# Exercise 2: Comparing data to predictions

In this week's exercise we will work on comparing observations (data) to predictions.
In particular, we will explore two different ways in which we can compare data to a prediction:

1. Comparing individual measured values to their equivalent predicted values using a *goodness-of-fit* equation
2. Fitting a line to *x-y* data using the *least squares regression*

Both of these cases are frequently used, and can even be conducted in commonly used software such as **Microsoft Excel**.
Our goal is to understand what the numbers from these "fits" mean and how they are calculated.

For each problem you need to modify the given notebook, and then upload your files to GitHub.
The answers to the questions in this week's exercise should be given by modifying the document in places where you are asked.

- **Exercise 2 is due by the start of class on on 12.11.**
- Don't forget to check out [the hints for this week's exercise](https://introqg.github.io/qg/lessons/L2/exercise-2.html) if you're having trouble.
- Scores on this exercise are out of 20 points.

# Problem 1: Calculating a goodness-of-fit (9 points)

For this problem, you will work on reading some measured and predicted [thermochronometer age data](data/Coutand2014-AFT-ages.txt) (don't worry about what these ages mean for now), calculating a goodness-of-fit for the data, and making a data plot.
Data for this exercise comes from a [recent paper published on the exhumation of the Himalaya in Bhutan](http://dx.doi.org/10.1002/2013JB010891), in case you're curious.

## Part 1: Reading the data file (1 point)

You first task for this problem is to read the data file [Coutand2014-AFT-ages.txt](data/Coutand2014-AFT-ages.txt) and split the data into separate arrays for each variable.

For this part you should:

- Read the data file into a varaible called `data`
- Split the data file into separate column arrays called `longitude`, `latitude`, `elevation`, `measured_age`, `std_dev`, and `predicted_age`

In [None]:
# Import NumPy and Matplotlib
import numpy as np
import matplotlib.pyplot as plt

# YOUR CODE HERE
raise NotImplementedError()

In [None]:
# This test should print the first row of the data file
print("First row of the data file:\n", data[0,:])


## Part 2: Calculating a goodness-of-fit (3 points)

Next, you should create a function to calculate the goodness-of-fit of the data in the data file.
For this, you can use the reduced chi-squared equation,

\begin{equation}
  \Large
  \chi^{2} = \frac{1}{N} \sum \frac{(O_{i} - E_{i})^{2}}{\sigma_{i}^2}
\end{equation}

where $N$ is the number of ages, $O_{i}$ is the $i$th measured age, $E_{i}$ is the $i$th predicted age, and $\sigma_{i}$ is the $i$th standard deviation.

For this part you should:

- Create a function called `chi_squared` that can be used to calculate the reduced chi-squared value for the data in the age data file
- Use your `chi_squared` function to calculate the goodness-of-fit of the predicted ages data to the measured ages

In [None]:
def chi_squared(measured, predicted, std):
    """Returns the reduced chi-squared value for input age data."""
# YOUR CODE HERE
raise NotImplementedError()

In [None]:
# This test should work
print("My goodness of fit {0:.2f} should be 7.64.".format(chi_squared(measured_age, predicted_age, std_dev)))


## Part 3: Plotting the data (4 points)

To get a sense of how the goodness-of-fit value and the age data relate, your next tasks is to produce a plot of the measured and predicted age data.
An example of the plot similar to that you should produce is below.

![Bhutan age data](img/Bhutan-age-data.png)

For this part you should:

- Produce a plot of the measured and predicted ages as a function of latitude
    - Be sure to also plot the error bars with for the measured ages.
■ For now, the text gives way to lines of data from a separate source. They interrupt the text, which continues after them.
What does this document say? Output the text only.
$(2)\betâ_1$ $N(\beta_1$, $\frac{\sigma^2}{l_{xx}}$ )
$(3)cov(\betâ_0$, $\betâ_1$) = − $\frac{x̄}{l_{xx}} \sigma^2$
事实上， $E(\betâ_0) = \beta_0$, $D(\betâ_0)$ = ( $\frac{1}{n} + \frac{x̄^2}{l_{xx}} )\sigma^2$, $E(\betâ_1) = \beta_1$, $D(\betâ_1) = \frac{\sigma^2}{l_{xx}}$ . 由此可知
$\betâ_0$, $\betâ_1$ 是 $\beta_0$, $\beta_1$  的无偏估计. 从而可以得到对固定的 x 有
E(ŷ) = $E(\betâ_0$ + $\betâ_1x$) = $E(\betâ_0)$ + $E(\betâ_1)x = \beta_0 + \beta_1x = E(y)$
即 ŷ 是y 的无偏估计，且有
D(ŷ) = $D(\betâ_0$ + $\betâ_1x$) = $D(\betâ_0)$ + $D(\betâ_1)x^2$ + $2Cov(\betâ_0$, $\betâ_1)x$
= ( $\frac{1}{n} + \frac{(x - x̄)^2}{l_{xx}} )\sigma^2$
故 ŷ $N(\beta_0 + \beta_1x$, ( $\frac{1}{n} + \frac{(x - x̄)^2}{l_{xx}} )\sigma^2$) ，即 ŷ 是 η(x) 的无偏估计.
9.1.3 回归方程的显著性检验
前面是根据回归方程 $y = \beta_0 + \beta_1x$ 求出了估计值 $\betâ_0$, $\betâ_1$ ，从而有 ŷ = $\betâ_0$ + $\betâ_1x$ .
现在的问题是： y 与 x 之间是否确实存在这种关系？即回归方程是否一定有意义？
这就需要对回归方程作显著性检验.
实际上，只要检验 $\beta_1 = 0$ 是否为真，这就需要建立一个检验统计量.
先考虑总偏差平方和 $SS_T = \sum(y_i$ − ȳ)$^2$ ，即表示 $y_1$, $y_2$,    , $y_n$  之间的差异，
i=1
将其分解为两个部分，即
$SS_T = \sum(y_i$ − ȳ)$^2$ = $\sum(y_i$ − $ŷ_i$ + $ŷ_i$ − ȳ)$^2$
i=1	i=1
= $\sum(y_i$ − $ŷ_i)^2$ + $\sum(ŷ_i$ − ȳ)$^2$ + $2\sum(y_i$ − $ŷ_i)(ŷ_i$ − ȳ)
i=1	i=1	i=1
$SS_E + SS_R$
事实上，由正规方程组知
There's a [useful Matplotlib function](https://matplotlib.org/api/_as_gen/matplotlib.pyplot.errorbar.html) for this.
- Display the calculated goodness-of-fit value from Part 2 as text on the plot
- Include axis labels and a title
- Add a figure caption in the Markdown cell below the Python cell for your plot that describes the plot as if it were in a scientific journal article

In [None]:
# YOUR CODE HERE
raise NotImplementedError()

YOUR ANSWER HERE

## Part 4: Questions for Problem 1 (1 point)

1. Looking at your plot and without looking at the goodness of fit value, how well would you say the predicted ages fit the measured ages in this example?
Is this difficult to do?
Why or why not?
2. How well would you say the predicted ages fit the measurements using the calculated goodness of fit?
Is your calculated goodness of fit intuitive to use?
Why or why not?

YOUR ANSWER HERE

### References
[Coutand, I., Whipp, D.M., Grujic, D., Bernet, M., Fellin, M.G., Bookhagen, B., Landry, K.R., Ghalley, S.K. and Duncan, C., 2014. Geometry and kinematics of the Main Himalayan Thrust and Neogene crustal exhumation in the Bhutanese Himalaya derived from inversion of multithermochronologic data. *Journal of Geophysical Research: Solid Earth*, *119*(2), pp.1446-1481](https://dx.doi.org/10.1002/2013JB010891)